I often look in awe at the phenomenally improved standard of living we have in North America. As a very rough way of looking at it, I use something I call the Rule of Ten. Here's how it works:
Very roughly speaking, for many jobs people nowadays earn about ten times what they earned back in the mid-1950s. The minimum wage is roughly ten times what it was then, teachers' starting salaries are roughly ten times what they were then, and new assistant professors in economics earn roughly ten times what they earned back then.So what has happened to prices since then? For the most part, prices have risen less than tenfold.
- A 17" B&W television back then was $120 as I recall; for $1200 today you can buy one heck of a big high-definition television set.
- A large reel-to-reel tape recorder was about $75; for $750 today you can buy an iPhone4. And maybe a tivo, too!
- 45 rpm singles listed at 99 cents back then; today you can buy two single songs (as if you ever really wanted both the A and B sides of those 45s) for $1.98 from iTunes, the equivalent of about 20 cents back then. And you don't have to leave home to do it.
- Levis were $4 then; standard name-brand jeans are about $25 now, maybe more for designer jeans in upscale outlets.
- Soft drinks from a machine were 5-10 cents. Today the prices range from 50 cents - $2.
- A good steak dinner at a nice restaurant was $2.70; that's not far from today's prices that range from $25 - $30.

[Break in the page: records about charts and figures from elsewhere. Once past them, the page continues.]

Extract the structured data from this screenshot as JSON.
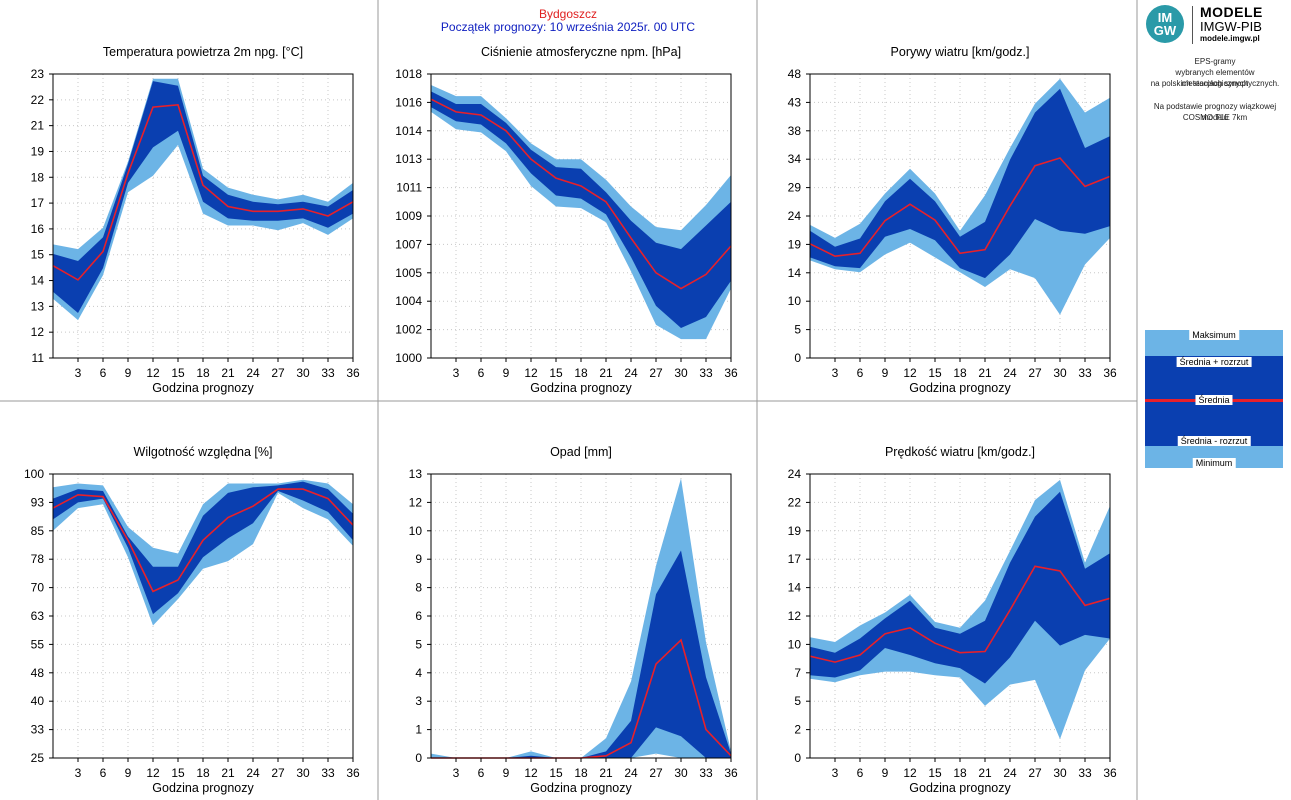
{
  "header": {
    "station": "Bydgoszcz",
    "forecast_start": "Początek prognozy: 10 września 2025r. 00 UTC"
  },
  "logo": {
    "mark": "IM GW",
    "line1": "MODELE",
    "line2": "IMGW-PIB",
    "line3": "modele.imgw.pl"
  },
  "info": {
    "line1": "EPS-gramy",
    "line2": "wybranych elementów meteorologicznych",
    "line3": "na polskich stacjach  synoptycznych.",
    "line4": "Na podstawie prognozy wiązkowej modelu",
    "line5": "COSMO TLE 7km"
  },
  "legend": {
    "max": "Maksimum",
    "mean_plus": "Średnia + rozrzut",
    "mean": "Średnia",
    "mean_minus": "Średnia - rozrzut",
    "min": "Minimum"
  },
  "colors": {
    "outer_band": "#6cb4e6",
    "inner_band": "#0a3fb0",
    "mean_line": "#e8202a",
    "grid": "#c8c8c8"
  },
  "chart_data": [
    {
      "type": "area",
      "title": "Temperatura powietrza 2m npg. [°C]",
      "xlabel": "Godzina prognozy",
      "x": [
        0,
        3,
        6,
        9,
        12,
        15,
        18,
        21,
        24,
        27,
        30,
        33,
        36
      ],
      "xticks": [
        "3",
        "6",
        "9",
        "12",
        "15",
        "18",
        "21",
        "24",
        "27",
        "30",
        "33",
        "36"
      ],
      "yticks": [
        "11",
        "12",
        "13",
        "14",
        "15",
        "16",
        "17",
        "18",
        "19",
        "21",
        "22",
        "23"
      ],
      "ylim": [
        11,
        23
      ],
      "min": [
        13.5,
        12.6,
        14.5,
        18.0,
        18.7,
        20.0,
        17.1,
        16.6,
        16.6,
        16.4,
        16.7,
        16.2,
        16.9
      ],
      "mean_minus": [
        13.8,
        12.9,
        14.8,
        18.4,
        19.9,
        20.6,
        17.6,
        16.9,
        16.8,
        16.8,
        16.9,
        16.5,
        17.1
      ],
      "mean": [
        14.9,
        14.3,
        15.5,
        18.8,
        21.6,
        21.7,
        18.3,
        17.4,
        17.2,
        17.2,
        17.3,
        17.0,
        17.6
      ],
      "mean_plus": [
        15.4,
        15.1,
        16.1,
        19.2,
        22.7,
        22.5,
        18.7,
        17.9,
        17.6,
        17.5,
        17.6,
        17.4,
        18.1
      ],
      "max": [
        15.8,
        15.6,
        16.5,
        19.3,
        22.8,
        22.8,
        19.0,
        18.2,
        17.9,
        17.7,
        17.9,
        17.6,
        18.4
      ]
    },
    {
      "type": "area",
      "title": "Ciśnienie atmosferyczne npm. [hPa]",
      "xlabel": "Godzina prognozy",
      "x": [
        0,
        3,
        6,
        9,
        12,
        15,
        18,
        21,
        24,
        27,
        30,
        33,
        36
      ],
      "xticks": [
        "3",
        "6",
        "9",
        "12",
        "15",
        "18",
        "21",
        "24",
        "27",
        "30",
        "33",
        "36"
      ],
      "yticks": [
        "1000",
        "1002",
        "1004",
        "1005",
        "1007",
        "1009",
        "1011",
        "1013",
        "1014",
        "1016",
        "1018"
      ],
      "ylim": [
        1000,
        1018
      ],
      "min": [
        1015.6,
        1014.5,
        1014.3,
        1013.1,
        1010.9,
        1009.6,
        1009.5,
        1008.6,
        1005.5,
        1002.1,
        1001.2,
        1001.2,
        1004.4
      ],
      "mean_minus": [
        1015.9,
        1015.0,
        1014.8,
        1013.6,
        1011.7,
        1010.3,
        1010.1,
        1009.1,
        1006.4,
        1003.3,
        1001.9,
        1002.6,
        1004.9
      ],
      "mean": [
        1016.4,
        1015.6,
        1015.4,
        1014.4,
        1012.6,
        1011.4,
        1010.9,
        1009.9,
        1007.6,
        1005.4,
        1004.4,
        1005.3,
        1007.1
      ],
      "mean_plus": [
        1016.9,
        1016.1,
        1016.1,
        1014.9,
        1013.2,
        1012.1,
        1012.0,
        1010.5,
        1008.7,
        1007.3,
        1006.9,
        1008.4,
        1009.9
      ],
      "max": [
        1017.3,
        1016.6,
        1016.6,
        1015.2,
        1013.6,
        1012.6,
        1012.6,
        1011.3,
        1009.6,
        1008.3,
        1008.1,
        1009.7,
        1011.6
      ]
    },
    {
      "type": "area",
      "title": "Porywy wiatru [km/godz.]",
      "xlabel": "Godzina prognozy",
      "x": [
        0,
        3,
        6,
        9,
        12,
        15,
        18,
        21,
        24,
        27,
        30,
        33,
        36
      ],
      "xticks": [
        "3",
        "6",
        "9",
        "12",
        "15",
        "18",
        "21",
        "24",
        "27",
        "30",
        "33",
        "36"
      ],
      "yticks": [
        "0",
        "5",
        "10",
        "14",
        "19",
        "24",
        "29",
        "34",
        "38",
        "43",
        "48"
      ],
      "ylim": [
        0,
        48
      ],
      "min": [
        16.5,
        15.0,
        14.5,
        17.5,
        19.5,
        17.0,
        14.5,
        12.0,
        15.0,
        13.5,
        7.3,
        15.8,
        20.3
      ],
      "mean_minus": [
        17.0,
        15.5,
        15.2,
        20.5,
        21.8,
        19.9,
        15.2,
        13.5,
        17.5,
        23.5,
        21.5,
        21.0,
        22.3
      ],
      "mean": [
        19.3,
        17.2,
        17.7,
        23.2,
        26.0,
        23.3,
        17.7,
        18.3,
        25.7,
        32.5,
        33.8,
        29.0,
        30.7
      ],
      "mean_plus": [
        21.5,
        18.8,
        20.2,
        26.5,
        30.3,
        26.5,
        20.5,
        23.0,
        33.5,
        41.5,
        45.5,
        35.5,
        37.5
      ],
      "max": [
        22.5,
        20.3,
        22.7,
        27.8,
        32.0,
        27.8,
        21.5,
        27.5,
        35.5,
        43.0,
        47.2,
        41.5,
        44.0
      ]
    },
    {
      "type": "area",
      "title": "Wilgotność względna [%]",
      "xlabel": "Godzina prognozy",
      "x": [
        0,
        3,
        6,
        9,
        12,
        15,
        18,
        21,
        24,
        27,
        30,
        33,
        36
      ],
      "xticks": [
        "3",
        "6",
        "9",
        "12",
        "15",
        "18",
        "21",
        "24",
        "27",
        "30",
        "33",
        "36"
      ],
      "yticks": [
        "25",
        "33",
        "40",
        "48",
        "55",
        "63",
        "70",
        "78",
        "85",
        "93",
        "100"
      ],
      "ylim": [
        25,
        100
      ],
      "min": [
        85.0,
        91.0,
        92.0,
        78.0,
        60.0,
        67.0,
        75.0,
        77.0,
        81.5,
        95.0,
        91.0,
        88.0,
        81.0
      ],
      "mean_minus": [
        88.0,
        92.5,
        93.5,
        80.5,
        63.0,
        68.5,
        78.0,
        83.0,
        87.0,
        95.5,
        93.0,
        90.0,
        82.5
      ],
      "mean": [
        91.0,
        94.5,
        94.0,
        82.5,
        69.0,
        72.0,
        82.5,
        88.5,
        91.5,
        96.0,
        96.0,
        93.5,
        86.5
      ],
      "mean_plus": [
        93.5,
        96.0,
        95.5,
        83.5,
        75.5,
        75.5,
        89.0,
        95.0,
        96.5,
        97.0,
        98.0,
        96.0,
        89.5
      ],
      "max": [
        96.5,
        97.5,
        97.0,
        86.0,
        80.5,
        79.0,
        92.0,
        97.5,
        97.5,
        97.5,
        98.5,
        97.5,
        92.0
      ]
    },
    {
      "type": "area",
      "title": "Opad [mm]",
      "xlabel": "Godzina prognozy",
      "x": [
        0,
        3,
        6,
        9,
        12,
        15,
        18,
        21,
        24,
        27,
        30,
        33,
        36
      ],
      "xticks": [
        "3",
        "6",
        "9",
        "12",
        "15",
        "18",
        "21",
        "24",
        "27",
        "30",
        "33",
        "36"
      ],
      "yticks": [
        "0",
        "1",
        "3",
        "4",
        "5",
        "6",
        "8",
        "9",
        "10",
        "12",
        "13"
      ],
      "ylim": [
        0,
        13
      ],
      "min": [
        0,
        0,
        0,
        0,
        0,
        0,
        0,
        0,
        0,
        0.2,
        0,
        0,
        0
      ],
      "mean_minus": [
        0,
        0,
        0,
        0,
        0,
        0,
        0,
        0,
        0,
        1.4,
        1.0,
        0,
        0
      ],
      "mean": [
        0,
        0,
        0,
        0,
        0,
        0,
        0,
        0.1,
        0.7,
        4.3,
        5.4,
        1.3,
        0.1
      ],
      "mean_plus": [
        0,
        0,
        0,
        0,
        0.1,
        0,
        0,
        0.3,
        1.7,
        7.5,
        9.5,
        3.7,
        0.2
      ],
      "max": [
        0.2,
        0,
        0,
        0,
        0.3,
        0,
        0,
        0.9,
        3.5,
        8.8,
        12.8,
        5.3,
        0.3
      ]
    },
    {
      "type": "area",
      "title": "Prędkość wiatru [km/godz.]",
      "xlabel": "Godzina prognozy",
      "x": [
        0,
        3,
        6,
        9,
        12,
        15,
        18,
        21,
        24,
        27,
        30,
        33,
        36
      ],
      "xticks": [
        "3",
        "6",
        "9",
        "12",
        "15",
        "18",
        "21",
        "24",
        "27",
        "30",
        "33",
        "36"
      ],
      "yticks": [
        "0",
        "2",
        "5",
        "7",
        "10",
        "12",
        "14",
        "17",
        "19",
        "22",
        "24"
      ],
      "ylim": [
        0,
        24
      ],
      "min": [
        6.7,
        6.4,
        7.0,
        7.3,
        7.3,
        7.0,
        6.8,
        4.4,
        6.2,
        6.6,
        1.6,
        7.4,
        10.1
      ],
      "mean_minus": [
        7.0,
        6.8,
        7.4,
        9.3,
        8.7,
        8.0,
        7.6,
        6.3,
        8.5,
        11.6,
        9.5,
        10.4,
        10.1
      ],
      "mean": [
        8.6,
        8.1,
        8.7,
        10.5,
        11.0,
        9.7,
        8.9,
        9.0,
        12.5,
        16.2,
        15.8,
        12.9,
        13.5
      ],
      "mean_plus": [
        9.4,
        8.9,
        10.1,
        11.8,
        13.3,
        11.0,
        10.5,
        11.6,
        16.5,
        20.4,
        22.5,
        16.0,
        17.3
      ],
      "max": [
        10.2,
        9.8,
        11.2,
        12.3,
        13.8,
        11.5,
        11.0,
        13.3,
        17.5,
        21.8,
        23.5,
        16.5,
        21.3
      ]
    }
  ]
}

- A cross-country long-distance call (placed through an operator, of course, since there was no direct-dial possible) was maybe $3/minute. Compare that with today's plans that charge less than $.03/minute which, applying the rule of ten, would have been only $.003/minute back then.
- etc.
Of course there are exceptions. A house that went for maybe $6K then would likely sell for more than $60K today, but maybe not, depending on the locale.
Gasoline was 29 cents/gallon then, not much different from the $2.90 today.
Most drug-store paperbacks sold for $.25 - $.50 then, much less than the $5 or less that the rule of ten would imply today.
It's hard to tell about cars. Bottom-of-the-line cars listed at about $1500 then. I guess that's not far from the $15000 today. Of course today's cars are more fuel efficient and safer and, for the most part, much better built. But today's cars seem smaller, too; or maybe it's just that I'm bigger. And even the cheapest car available today has to be miles better than the Henry J was back then.
At the same time, the environment seems much cleaner now. I was raised in a factory town in Michigan that had tonnes of pollution from all the foundries, the paper mill, the Marathon refinery, etc. When I visit that town now, most of the foundries are gone and those that remain have reduced emissions. You can barely smell the paper mill, even when you drive past it. And Marathon no longer pumps tonnes of sulphur crud into the air. [digression: it's dumb but I have some nostalgic memories of those awful smells]
Probably most importantly, though, are the new products and the improved products that we have today, compared with 50 years ago: electric toothbrushes, cell phones, pharmaceuticals, personal computers, CT scans, etc.
The Rule of Ten helps me keep most of these things in perspective. It's rough and imprecise, but it is still informative for lots of things.